Cuando entró en la ciudad, Jaxon vio el hotel, enmarcado por las torres del puente que rozaban el cielo.
Jaxon se detuvo y lo observó, y pensó en la posibilidad de que allí hubiera una mujer que custodiase un dispositivo de caos DTR capaz, literalmente, de desgarrar la estructura de cualquier cosa: planetas, soles, el propio espacio… De haber algo de cierto, tendría que tratarse de un robot o un androide. Él contaba con su propio escáner, oculto en el sencillo anillo de oro que siempre llevaba. El artilugio le diría con exactitud, y a una distancia de cien metros del edificio, qué era ella, si existía.
Uno de los aerodeslizadores pasó flotando junto a él. Jaxon lo llamó con un gesto y montó. El vehículo lo llevó a toda velocidad hacia el extravagante y viejo hotel. Cuando se encontraba a sesenta metros de su regia fachada glaseada, Jaxon consultó el anillo, que le confirmó de inmediato que la mujer en efecto existía y, tal como Jaxon esperaba de él, qué era exactamente. Su nombre había sido inscrito en el registro planetario tiempo atrás; se llamaba Medra. No era un robot ni un androide, ni siquiera (de acuerdo con el análisis que tenía frente a él) había sido alterada biológicamente. Era una mujer joven. Tenía el cabello negro y voluminoso, piel ámbar pálido y ojos ámbar oscuro. Pesaba… «Un momento —dijo Jaxon—. Más importante, ¿algún implante?». Pero ni rastro de implantes. El vehículo ahora se hallaba a tan solo diez metros del edificio, y ascendía con suavidad por las plantas como un ascensor: sesenta, sesenta y nueve, setenta… «Repite la verificación», pidió Jaxon. Los lagartos clavaban en él sus ojos saltones cuando pasaba por su lado, pero él ya los había sometido a las comprobaciones pertinentes: había más de dos mil viviendo en el interior y en la fachada. Eran saurios, no agresivos, ligeramente inteligentes, inofensivos y de origen biológico. Un pájaro lo sobrevoló a unos cincuenta metros. «¡Y comprueba también eso!», ordenó con brusquedad mientras miraba con cara de malas pulgas a los lagartos. Pero no era más que un ave. Setenta y nueve, ochenta, ochenta y nueve… Y el coche se detuvo.
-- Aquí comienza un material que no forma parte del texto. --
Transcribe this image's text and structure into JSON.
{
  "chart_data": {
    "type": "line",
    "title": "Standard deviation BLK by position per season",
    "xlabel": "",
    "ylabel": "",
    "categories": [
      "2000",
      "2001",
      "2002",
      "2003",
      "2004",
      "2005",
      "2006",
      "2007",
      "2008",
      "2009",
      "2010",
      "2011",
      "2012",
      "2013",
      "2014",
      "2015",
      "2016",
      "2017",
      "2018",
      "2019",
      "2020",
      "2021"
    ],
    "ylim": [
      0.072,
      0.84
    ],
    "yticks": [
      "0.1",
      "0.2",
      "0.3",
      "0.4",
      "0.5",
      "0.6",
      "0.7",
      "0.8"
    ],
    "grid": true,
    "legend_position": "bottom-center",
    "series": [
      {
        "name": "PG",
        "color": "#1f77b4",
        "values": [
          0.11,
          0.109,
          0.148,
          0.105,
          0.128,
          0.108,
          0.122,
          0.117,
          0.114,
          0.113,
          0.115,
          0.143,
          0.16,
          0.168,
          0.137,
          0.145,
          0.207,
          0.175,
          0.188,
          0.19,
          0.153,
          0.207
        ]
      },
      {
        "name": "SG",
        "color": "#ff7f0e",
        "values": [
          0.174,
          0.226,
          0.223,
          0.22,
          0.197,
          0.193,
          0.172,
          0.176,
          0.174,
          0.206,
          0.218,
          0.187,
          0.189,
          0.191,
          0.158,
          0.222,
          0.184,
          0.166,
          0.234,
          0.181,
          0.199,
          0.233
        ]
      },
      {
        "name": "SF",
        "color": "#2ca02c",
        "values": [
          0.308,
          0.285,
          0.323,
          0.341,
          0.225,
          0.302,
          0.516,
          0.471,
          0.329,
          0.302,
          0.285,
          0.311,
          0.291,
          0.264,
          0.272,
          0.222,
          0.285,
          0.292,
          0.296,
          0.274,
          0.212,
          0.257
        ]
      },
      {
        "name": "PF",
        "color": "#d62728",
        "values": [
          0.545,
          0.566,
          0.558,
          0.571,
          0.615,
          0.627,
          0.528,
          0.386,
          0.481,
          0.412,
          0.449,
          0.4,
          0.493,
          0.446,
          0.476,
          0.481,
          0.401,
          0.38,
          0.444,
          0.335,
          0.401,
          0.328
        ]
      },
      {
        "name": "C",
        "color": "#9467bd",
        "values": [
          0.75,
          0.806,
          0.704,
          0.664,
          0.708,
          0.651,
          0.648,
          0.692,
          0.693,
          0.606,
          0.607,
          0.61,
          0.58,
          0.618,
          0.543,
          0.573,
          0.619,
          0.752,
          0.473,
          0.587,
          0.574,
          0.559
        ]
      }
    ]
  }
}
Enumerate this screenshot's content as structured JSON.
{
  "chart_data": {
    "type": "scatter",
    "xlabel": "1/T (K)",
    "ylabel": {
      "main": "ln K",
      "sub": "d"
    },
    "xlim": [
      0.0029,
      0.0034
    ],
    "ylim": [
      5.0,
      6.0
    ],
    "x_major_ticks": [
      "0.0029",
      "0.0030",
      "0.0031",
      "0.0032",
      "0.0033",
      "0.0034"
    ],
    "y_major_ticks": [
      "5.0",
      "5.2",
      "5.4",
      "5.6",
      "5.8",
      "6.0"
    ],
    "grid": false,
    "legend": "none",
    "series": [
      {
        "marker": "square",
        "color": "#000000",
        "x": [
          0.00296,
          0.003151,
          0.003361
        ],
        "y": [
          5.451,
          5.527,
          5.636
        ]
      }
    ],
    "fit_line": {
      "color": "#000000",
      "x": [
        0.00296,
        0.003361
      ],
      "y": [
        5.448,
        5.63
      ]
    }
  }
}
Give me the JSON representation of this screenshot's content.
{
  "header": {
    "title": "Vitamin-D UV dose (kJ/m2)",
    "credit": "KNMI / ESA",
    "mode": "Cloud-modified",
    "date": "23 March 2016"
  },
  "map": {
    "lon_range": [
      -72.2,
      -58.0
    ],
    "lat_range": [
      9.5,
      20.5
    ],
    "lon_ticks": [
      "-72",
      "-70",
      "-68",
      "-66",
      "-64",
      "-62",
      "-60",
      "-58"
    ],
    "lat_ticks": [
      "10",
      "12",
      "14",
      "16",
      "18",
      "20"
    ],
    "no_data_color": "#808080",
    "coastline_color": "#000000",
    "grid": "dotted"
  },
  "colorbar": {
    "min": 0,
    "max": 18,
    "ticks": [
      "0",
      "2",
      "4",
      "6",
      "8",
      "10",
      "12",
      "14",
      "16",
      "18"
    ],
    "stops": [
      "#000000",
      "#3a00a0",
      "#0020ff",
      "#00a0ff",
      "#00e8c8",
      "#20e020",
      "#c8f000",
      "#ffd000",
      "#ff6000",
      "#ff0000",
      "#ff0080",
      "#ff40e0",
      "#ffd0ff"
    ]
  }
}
Jaxon contempló a la mujer llamada Medra. Estaba de pie tras una ventana, observándolo a través de una doble capa de cristal. Sus ojos, que eran soberbios, estaban abiertos de par en par.
Jaxon se inclinó hacia delante, sonrió y articuló en silencio: «¿Puedo entrar?».
*******
El hombre estaba hecho de oro. Piel dorada, ojos dorado amarillento, el vellocino de oro por cabello. Iba embutido en una especie de uniforme que también era de un brillante material leonado. Daba la impresión de que cegaría a quien lo mirara.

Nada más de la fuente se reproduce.